Sermons

Summary: Jeremiah teaches us how to endure tough assignments from God

Jeremiah - Tough Assignments

There have been a lot of difficult situations in the news lately - difficult from a Christian perspective. Hurricane Katrina sweeps through the south, and massive devastation, loss of homes, loss of property, loss of family, and loss of life. And for many of those facing these losses, they are Christians. It would be wonderful to think that all those who faced the wrath of the storm were sinners under the judgment of God--but that’s not the case. Many good Christians and many good churches were attacked by the hurricane. Even good seminaries faced the brunt of the storm.

Here in Owosso last Saturday night a house explodes, killing six. It would soothe our conscience if this was a crack house or a place of prostitution. But instead this is a home where those killed had a strong faith. How do we combine the idea that as Christians “God will watch over us” with the tragedies that occur?

To gain some biblical perspective, we look at the story of the prophet Jeremiah this morning. Scripture offers us some basic truths that we turn to in times like these - truths that God knows best, that his ways are perfect, that the rain falls on the just and unjust alike. But often we can say these truths in a simplistic way without embracing the full feelings of emotions of those under the burden of the loss. Jeremiah is one who understands what it means to be given a hard assignment. Turn with me to Jeremiah 1 this morning, as we learn from his life and message.

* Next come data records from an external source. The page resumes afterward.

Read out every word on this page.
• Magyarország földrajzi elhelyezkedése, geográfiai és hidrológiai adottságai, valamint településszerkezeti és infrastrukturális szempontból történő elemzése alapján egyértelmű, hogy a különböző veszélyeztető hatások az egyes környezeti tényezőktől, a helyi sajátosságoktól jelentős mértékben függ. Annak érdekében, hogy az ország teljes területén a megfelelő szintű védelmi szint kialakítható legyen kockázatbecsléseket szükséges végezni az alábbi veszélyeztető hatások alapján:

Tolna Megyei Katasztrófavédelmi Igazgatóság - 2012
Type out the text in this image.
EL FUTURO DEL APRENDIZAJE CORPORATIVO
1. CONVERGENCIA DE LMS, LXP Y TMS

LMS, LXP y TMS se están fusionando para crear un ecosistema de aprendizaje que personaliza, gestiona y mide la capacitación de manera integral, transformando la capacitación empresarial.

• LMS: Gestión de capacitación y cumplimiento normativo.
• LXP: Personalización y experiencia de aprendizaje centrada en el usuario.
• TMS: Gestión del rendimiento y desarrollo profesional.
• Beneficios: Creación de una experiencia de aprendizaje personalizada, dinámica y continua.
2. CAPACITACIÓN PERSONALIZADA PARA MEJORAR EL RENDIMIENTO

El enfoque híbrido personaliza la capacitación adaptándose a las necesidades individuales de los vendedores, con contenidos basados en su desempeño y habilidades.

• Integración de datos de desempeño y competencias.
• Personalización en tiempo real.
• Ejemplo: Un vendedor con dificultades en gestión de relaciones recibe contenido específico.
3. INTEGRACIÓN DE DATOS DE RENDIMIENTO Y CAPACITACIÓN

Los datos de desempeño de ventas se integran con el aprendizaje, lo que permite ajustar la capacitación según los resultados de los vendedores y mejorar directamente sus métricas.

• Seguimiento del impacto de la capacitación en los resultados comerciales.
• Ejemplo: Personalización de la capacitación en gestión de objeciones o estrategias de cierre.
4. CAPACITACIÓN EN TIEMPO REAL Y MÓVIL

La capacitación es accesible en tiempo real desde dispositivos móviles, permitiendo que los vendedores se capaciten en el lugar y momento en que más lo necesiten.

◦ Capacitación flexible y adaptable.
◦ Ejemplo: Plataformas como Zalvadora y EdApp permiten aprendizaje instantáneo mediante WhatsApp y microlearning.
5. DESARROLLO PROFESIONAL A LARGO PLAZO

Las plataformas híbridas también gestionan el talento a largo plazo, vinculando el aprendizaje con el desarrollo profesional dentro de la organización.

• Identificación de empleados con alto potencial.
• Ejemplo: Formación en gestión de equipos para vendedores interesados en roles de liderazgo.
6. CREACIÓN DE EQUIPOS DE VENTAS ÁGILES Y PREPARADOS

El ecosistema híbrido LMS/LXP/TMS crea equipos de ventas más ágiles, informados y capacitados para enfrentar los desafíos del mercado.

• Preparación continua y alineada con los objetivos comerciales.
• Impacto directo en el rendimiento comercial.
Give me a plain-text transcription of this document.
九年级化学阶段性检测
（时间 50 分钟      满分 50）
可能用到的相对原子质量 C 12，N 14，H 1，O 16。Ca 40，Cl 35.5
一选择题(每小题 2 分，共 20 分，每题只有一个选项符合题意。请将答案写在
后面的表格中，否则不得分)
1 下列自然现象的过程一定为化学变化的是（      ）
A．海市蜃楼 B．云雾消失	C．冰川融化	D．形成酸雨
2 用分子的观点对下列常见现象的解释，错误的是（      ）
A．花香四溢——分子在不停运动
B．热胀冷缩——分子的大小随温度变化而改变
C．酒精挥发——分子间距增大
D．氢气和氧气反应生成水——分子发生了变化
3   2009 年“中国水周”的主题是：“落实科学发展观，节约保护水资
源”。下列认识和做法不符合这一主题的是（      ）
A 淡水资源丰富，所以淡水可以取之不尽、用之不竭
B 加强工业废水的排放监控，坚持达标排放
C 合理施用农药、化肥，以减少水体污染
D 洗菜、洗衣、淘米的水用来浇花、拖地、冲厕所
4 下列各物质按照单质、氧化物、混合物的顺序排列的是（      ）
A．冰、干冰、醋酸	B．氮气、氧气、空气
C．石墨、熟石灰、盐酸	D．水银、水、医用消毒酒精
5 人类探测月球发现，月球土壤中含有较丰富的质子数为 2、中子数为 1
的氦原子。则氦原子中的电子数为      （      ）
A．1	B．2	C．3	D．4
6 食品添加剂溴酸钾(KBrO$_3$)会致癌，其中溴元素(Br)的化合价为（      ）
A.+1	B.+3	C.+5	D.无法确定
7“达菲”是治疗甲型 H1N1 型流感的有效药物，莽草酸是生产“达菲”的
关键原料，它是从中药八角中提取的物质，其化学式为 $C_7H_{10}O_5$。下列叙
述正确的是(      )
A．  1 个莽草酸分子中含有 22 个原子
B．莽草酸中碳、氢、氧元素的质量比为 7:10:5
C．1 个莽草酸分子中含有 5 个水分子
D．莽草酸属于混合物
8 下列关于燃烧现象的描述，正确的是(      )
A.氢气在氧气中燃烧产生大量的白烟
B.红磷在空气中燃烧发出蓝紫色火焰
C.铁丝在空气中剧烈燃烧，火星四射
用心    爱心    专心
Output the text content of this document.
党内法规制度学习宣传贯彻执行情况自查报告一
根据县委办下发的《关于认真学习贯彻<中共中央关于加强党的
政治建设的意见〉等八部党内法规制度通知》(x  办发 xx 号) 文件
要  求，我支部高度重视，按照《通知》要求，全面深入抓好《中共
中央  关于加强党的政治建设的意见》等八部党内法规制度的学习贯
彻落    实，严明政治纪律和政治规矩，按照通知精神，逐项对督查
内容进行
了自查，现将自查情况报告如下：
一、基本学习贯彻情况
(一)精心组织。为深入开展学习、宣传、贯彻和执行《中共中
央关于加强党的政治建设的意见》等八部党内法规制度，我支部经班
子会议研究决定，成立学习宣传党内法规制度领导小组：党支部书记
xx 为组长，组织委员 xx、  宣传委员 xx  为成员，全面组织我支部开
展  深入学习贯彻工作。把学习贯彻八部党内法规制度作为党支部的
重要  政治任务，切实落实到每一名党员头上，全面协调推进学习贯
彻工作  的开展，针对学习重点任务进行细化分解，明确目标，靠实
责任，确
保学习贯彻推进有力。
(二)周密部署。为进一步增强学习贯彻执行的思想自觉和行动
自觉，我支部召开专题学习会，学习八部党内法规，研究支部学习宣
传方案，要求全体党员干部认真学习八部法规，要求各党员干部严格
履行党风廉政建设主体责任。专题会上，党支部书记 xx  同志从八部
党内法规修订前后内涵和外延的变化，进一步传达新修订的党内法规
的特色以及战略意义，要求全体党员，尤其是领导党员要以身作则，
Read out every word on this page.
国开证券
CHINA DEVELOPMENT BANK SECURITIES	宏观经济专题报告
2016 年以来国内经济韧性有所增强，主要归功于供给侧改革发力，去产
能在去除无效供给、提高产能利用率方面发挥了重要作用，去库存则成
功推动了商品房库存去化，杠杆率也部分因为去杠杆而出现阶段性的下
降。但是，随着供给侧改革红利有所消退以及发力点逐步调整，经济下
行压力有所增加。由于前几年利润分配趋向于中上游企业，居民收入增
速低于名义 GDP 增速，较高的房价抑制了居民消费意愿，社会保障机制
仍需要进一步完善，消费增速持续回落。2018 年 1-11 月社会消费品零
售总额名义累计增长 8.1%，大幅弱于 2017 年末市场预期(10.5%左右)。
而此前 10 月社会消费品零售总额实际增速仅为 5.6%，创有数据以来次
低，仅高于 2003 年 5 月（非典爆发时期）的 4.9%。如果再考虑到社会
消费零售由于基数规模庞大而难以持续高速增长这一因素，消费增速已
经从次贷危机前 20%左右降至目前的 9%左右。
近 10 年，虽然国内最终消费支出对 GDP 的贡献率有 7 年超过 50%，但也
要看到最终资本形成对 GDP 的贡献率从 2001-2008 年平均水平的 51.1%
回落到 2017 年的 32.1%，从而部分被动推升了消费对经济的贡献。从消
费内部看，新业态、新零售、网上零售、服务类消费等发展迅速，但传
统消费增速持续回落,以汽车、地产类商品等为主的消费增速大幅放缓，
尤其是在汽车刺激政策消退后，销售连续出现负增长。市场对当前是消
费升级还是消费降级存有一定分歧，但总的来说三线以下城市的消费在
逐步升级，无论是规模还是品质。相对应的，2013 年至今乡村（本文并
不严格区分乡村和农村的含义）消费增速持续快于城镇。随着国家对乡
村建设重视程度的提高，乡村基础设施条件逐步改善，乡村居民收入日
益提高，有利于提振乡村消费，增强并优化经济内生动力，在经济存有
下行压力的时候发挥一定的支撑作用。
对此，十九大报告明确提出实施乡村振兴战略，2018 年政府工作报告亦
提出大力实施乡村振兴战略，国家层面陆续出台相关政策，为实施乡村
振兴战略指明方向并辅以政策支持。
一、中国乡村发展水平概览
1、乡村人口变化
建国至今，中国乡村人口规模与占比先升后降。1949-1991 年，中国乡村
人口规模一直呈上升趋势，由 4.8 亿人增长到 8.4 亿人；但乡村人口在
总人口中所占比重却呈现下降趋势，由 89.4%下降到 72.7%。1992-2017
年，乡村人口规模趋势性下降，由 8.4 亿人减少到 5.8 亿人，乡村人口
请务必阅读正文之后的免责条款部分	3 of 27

Jeremiah is right after the book of Isaiah. Open your Bible in the middle and you can probably find it fairly quickly - Psalms, Proverbs, Ecclesiastes, Isaiah, Jeremiah. To review quickly, we’ve come through the OT together, seeing God calling out a people to enter into relationship with. He took them to a land He had prepared for them, and made them into a nation, giving them a king after his own heart. Then, because of their sinfulness, he sent prophets to warn them, and to call them back to repentance. The nation was split into a northern half, Israel, which was destroyed by the Assyrians in 722 BC. There was a southern half, Judah, which ended up falling to the Babylonians in 586 BC. Jeremiah is a prophet sent to the southern nation of Judah during the last 40 years of its existence, under the kings Josiah, Jehoahaz, Jehoiakim, Jehoiachin, and Zedekiah. But Jeremiah’s ministry was a hard one.

In Jeremiah chapter 1, we see Jeremiah’s call. Look in verse 4. The word of the LORD came to me, saying, “Before I formed you in the womb I knew you, before you were born I set you apart; I appointed you as a prophet to the nations.” “Ah, Sovereign LORD,” I said, “I do not know how to speak; I am only a child.” But the LORD said to me, “Do not say, ‘I am only a child.’ You must go to everyone I send you to and say whatever I command you. Do not be afraid of them, for I am with you and will rescue you,” declares the LORD.

That sounds like a wonderful promise to Jeremiah. God knows him, and will keep him free from being afraid, for he promises to always rescue Jeremiah. Given that promise, we might think Jeremiah was going to have a great, productive ministry. But as we read through the book of Jeremiah, we find that his ministry was a difficult one. For Jeremiah’s message to the people was one of coming judgment.

•In chapter 7 - Jeremiah stands in the temple to deliver a message of judgment.

•In chapter 10 - Jeremiah tells the people they will go into exile - vs. 17 - Gather up your belongings to leave the land, you who live under siege. For this is what the LORD says: “At this time I will hurl out those who live in this land; I will bring distress on them so that they may be captured.”

•In chapter 11 - we see the people plot against jeremiah to kill him - vs. 18 - Because the LORD revealed their plot to me, I knew it, for at that time he showed me what they were doing. I had been like a gentle lamb led to the slaughter; I did not realize that they had plotted against me, saying, “Let us destroy the tree and its fruit; let us cut him off from the land of the living, that his name be remembered no more.” The men of Anathoth were seeking his life and saying, ‘Do not prophesy in the name of the LORD or you will die by our hands.